He was sentenced to 25 years in March and recently gave his first in-person prison interview to Puck's William D. Cohan.
In the interview, published Thursday, Bankman-Fried discussed the conditions in the federal prison. He also said he did not do anything wrong and planned to appeal his conviction.
Cohan was not permitted a pen, pad, recorder, phone, or watch during the interview, so his observations were subsequently written down.
The former cryptocurrency-exchange CEO told Puck that he subsisted off beans and bags of rice purchased from the commissary and that his rice "has become one of the currencies of the realm inside MDC."
Cohan estimated Bankman-Fried had lost 25 pounds and said he looked fitter, which may be in part because Bankman-Fried said the vegan food he's served was inedible, with his fellow inmates telling him it smelled gross.
The former crypto mogul told Puck he was in a section of the prison that mainly housed female inmates but that his ward was a large room with bunk beds that held 35 men. He said that maybe half the men had been convicted of murder and became cooperating witnesses.
The Federal Bureau of Prisons did not immediately respond to a request for comment from Business Insider about Bankman-Fried's prison quarters. Sullivan & Cromwell, the law firm representing the debtors, declined to comment. Bankman-Fried's outside counsel did not immediately respond to a request for comment.
His days, he told Puck, consist of sitting in the room with the other men while four televisions play different channels. He doesn't watch much TV, he added, but uses a tablet to play games or watch movies.
He told Puck that he had not been abused and did not "fear for his safety." The only time he's pestered is at night "about those bags of rice, which they intend to use to barter," he said.

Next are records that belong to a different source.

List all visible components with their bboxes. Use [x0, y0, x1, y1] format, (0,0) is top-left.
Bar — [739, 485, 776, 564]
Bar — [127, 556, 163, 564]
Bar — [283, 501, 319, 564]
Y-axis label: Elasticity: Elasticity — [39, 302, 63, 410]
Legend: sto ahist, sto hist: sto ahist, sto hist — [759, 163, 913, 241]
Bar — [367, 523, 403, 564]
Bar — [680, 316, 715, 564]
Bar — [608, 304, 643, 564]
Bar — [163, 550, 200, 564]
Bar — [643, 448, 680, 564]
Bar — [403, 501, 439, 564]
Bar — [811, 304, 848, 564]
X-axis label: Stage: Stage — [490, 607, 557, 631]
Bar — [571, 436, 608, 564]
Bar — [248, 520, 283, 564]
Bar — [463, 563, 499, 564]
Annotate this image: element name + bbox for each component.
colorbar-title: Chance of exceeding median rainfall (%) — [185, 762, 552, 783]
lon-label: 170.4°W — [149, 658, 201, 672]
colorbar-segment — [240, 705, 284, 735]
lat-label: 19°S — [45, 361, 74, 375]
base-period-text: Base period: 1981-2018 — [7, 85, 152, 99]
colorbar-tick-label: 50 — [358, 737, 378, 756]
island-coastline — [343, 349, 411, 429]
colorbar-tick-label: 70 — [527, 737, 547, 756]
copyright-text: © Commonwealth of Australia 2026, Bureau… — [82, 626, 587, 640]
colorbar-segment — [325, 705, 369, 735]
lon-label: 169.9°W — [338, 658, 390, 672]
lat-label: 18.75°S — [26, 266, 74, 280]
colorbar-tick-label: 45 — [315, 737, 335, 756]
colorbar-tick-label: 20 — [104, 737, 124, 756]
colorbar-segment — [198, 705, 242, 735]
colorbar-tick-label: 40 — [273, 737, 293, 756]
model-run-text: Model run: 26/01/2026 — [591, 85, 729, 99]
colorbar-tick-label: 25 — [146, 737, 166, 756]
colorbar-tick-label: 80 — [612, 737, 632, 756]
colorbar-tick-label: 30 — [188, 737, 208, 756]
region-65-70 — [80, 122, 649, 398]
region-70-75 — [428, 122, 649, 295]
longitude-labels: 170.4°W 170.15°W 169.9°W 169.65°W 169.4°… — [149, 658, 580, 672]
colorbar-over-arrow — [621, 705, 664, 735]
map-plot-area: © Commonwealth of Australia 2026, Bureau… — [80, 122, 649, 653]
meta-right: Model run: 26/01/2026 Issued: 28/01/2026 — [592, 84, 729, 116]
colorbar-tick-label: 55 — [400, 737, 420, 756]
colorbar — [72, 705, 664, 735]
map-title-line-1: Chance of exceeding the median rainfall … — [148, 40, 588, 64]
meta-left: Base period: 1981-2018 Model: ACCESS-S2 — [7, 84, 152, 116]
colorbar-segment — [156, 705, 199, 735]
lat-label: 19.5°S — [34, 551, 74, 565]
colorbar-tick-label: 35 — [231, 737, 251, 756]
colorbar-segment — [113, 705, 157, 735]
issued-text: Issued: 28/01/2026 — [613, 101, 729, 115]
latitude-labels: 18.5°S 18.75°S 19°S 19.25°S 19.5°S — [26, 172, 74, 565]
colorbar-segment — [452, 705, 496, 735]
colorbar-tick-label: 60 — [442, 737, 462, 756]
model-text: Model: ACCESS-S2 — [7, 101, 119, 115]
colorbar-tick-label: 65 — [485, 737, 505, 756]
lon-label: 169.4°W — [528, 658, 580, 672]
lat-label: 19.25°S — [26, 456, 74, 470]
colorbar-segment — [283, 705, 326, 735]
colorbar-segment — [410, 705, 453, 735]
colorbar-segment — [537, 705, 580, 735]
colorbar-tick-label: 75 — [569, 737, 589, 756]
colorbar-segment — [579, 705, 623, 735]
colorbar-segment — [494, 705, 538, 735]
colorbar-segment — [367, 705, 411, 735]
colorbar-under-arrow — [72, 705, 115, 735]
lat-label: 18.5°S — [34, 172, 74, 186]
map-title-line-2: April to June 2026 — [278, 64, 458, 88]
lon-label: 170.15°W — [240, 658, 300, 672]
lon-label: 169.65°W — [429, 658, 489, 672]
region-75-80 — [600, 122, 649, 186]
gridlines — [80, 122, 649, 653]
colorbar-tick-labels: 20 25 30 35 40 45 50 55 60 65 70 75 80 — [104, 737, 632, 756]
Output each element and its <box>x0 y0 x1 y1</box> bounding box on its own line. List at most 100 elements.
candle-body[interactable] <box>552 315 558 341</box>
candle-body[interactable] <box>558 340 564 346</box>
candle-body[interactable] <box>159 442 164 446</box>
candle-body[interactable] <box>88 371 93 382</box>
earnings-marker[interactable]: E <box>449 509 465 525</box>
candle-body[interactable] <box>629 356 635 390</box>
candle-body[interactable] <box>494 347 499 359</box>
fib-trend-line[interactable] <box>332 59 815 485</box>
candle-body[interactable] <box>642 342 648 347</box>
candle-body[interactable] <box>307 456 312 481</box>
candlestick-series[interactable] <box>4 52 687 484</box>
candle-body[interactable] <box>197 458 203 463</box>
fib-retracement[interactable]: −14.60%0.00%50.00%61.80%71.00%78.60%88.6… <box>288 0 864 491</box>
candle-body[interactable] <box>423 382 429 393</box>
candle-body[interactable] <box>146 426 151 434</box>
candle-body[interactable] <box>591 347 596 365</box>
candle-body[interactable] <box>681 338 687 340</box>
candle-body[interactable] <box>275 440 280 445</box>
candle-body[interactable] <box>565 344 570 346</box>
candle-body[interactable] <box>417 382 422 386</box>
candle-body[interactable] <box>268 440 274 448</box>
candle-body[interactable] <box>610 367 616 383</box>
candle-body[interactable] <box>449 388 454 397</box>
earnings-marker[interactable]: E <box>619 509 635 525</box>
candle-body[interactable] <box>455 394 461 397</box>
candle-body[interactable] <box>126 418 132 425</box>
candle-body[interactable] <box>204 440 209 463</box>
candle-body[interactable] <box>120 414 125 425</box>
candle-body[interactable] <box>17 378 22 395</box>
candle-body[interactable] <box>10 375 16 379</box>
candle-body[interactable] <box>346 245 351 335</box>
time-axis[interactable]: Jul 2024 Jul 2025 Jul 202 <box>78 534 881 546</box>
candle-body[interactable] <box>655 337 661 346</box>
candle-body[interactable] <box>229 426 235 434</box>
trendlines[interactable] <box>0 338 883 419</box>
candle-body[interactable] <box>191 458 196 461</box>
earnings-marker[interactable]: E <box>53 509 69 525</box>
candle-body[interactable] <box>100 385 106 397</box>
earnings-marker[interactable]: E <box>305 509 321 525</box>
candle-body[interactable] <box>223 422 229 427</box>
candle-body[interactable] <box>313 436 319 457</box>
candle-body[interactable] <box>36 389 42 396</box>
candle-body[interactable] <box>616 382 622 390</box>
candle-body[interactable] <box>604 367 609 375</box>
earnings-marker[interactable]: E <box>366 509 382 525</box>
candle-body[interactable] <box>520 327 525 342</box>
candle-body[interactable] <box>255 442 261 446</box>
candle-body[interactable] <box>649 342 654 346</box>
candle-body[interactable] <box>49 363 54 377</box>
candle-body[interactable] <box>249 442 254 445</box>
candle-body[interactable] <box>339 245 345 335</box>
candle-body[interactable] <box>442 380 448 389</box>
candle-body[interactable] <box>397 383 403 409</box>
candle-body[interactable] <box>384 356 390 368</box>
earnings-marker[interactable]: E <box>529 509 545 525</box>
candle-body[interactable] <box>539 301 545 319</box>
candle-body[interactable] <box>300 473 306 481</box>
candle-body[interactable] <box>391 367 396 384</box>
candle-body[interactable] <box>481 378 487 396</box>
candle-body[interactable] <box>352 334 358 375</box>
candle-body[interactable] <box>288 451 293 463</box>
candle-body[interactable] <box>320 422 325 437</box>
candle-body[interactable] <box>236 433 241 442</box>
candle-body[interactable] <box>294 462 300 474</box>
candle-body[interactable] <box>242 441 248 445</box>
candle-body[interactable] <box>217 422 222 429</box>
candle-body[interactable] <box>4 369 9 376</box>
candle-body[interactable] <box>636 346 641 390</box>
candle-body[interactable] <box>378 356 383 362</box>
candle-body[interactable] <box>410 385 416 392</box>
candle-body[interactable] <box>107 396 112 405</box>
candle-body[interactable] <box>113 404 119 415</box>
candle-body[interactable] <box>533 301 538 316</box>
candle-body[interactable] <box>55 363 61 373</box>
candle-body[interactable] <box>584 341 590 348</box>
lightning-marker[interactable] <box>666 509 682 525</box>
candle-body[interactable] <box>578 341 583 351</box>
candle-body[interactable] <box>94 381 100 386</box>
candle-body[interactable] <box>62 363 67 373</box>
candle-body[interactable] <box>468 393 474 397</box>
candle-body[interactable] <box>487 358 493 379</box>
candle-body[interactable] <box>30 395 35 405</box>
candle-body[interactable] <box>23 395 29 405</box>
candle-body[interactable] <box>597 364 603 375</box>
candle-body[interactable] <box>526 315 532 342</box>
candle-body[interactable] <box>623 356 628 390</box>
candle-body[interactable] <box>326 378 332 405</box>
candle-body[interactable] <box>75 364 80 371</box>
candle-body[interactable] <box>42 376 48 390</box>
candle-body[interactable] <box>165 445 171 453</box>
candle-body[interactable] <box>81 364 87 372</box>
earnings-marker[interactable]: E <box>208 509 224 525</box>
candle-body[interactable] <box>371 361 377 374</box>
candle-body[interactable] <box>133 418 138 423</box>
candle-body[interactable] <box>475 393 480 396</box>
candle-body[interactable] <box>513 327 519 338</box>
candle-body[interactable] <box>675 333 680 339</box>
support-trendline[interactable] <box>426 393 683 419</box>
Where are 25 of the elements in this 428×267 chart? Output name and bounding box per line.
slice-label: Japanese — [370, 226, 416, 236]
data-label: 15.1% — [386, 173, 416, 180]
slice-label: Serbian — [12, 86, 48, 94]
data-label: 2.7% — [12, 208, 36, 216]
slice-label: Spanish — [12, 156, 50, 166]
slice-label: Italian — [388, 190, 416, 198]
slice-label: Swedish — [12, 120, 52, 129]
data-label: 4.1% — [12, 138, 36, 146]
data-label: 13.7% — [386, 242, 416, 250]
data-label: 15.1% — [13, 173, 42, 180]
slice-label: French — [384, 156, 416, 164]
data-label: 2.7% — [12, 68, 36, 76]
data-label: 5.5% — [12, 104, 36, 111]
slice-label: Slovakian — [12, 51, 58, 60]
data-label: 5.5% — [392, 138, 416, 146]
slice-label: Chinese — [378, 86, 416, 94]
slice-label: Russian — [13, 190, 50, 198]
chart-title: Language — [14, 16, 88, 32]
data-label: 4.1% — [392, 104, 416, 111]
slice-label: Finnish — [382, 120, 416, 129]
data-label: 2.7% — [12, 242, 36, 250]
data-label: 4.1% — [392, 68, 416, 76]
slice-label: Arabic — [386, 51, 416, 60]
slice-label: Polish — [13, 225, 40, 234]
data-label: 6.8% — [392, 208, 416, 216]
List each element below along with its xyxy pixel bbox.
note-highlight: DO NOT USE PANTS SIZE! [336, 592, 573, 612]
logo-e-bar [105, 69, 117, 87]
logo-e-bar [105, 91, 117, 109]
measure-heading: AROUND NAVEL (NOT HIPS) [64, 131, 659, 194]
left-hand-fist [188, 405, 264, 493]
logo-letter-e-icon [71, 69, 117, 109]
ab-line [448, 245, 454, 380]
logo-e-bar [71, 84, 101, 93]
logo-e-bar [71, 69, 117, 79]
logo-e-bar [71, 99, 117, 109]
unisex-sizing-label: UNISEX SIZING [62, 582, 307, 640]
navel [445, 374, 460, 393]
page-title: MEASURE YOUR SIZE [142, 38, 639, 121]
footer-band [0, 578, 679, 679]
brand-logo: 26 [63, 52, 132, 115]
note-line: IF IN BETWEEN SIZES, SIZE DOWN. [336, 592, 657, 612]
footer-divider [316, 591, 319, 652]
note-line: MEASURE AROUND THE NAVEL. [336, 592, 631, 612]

Bankman-Fried was found guilty of stealing $8 billion from FTX customers. After he was convicted, Damian Williams, the US attorney for the Southern District of New York, said Bankman-Fried "perpetrated one of the biggest financial frauds in American history — a multibillion-dollar scheme designed to make him the King of Crypto." He was found guilty of commingling FTX customer money with that of Alameda Research, money that prosecutors said went to enriching executives.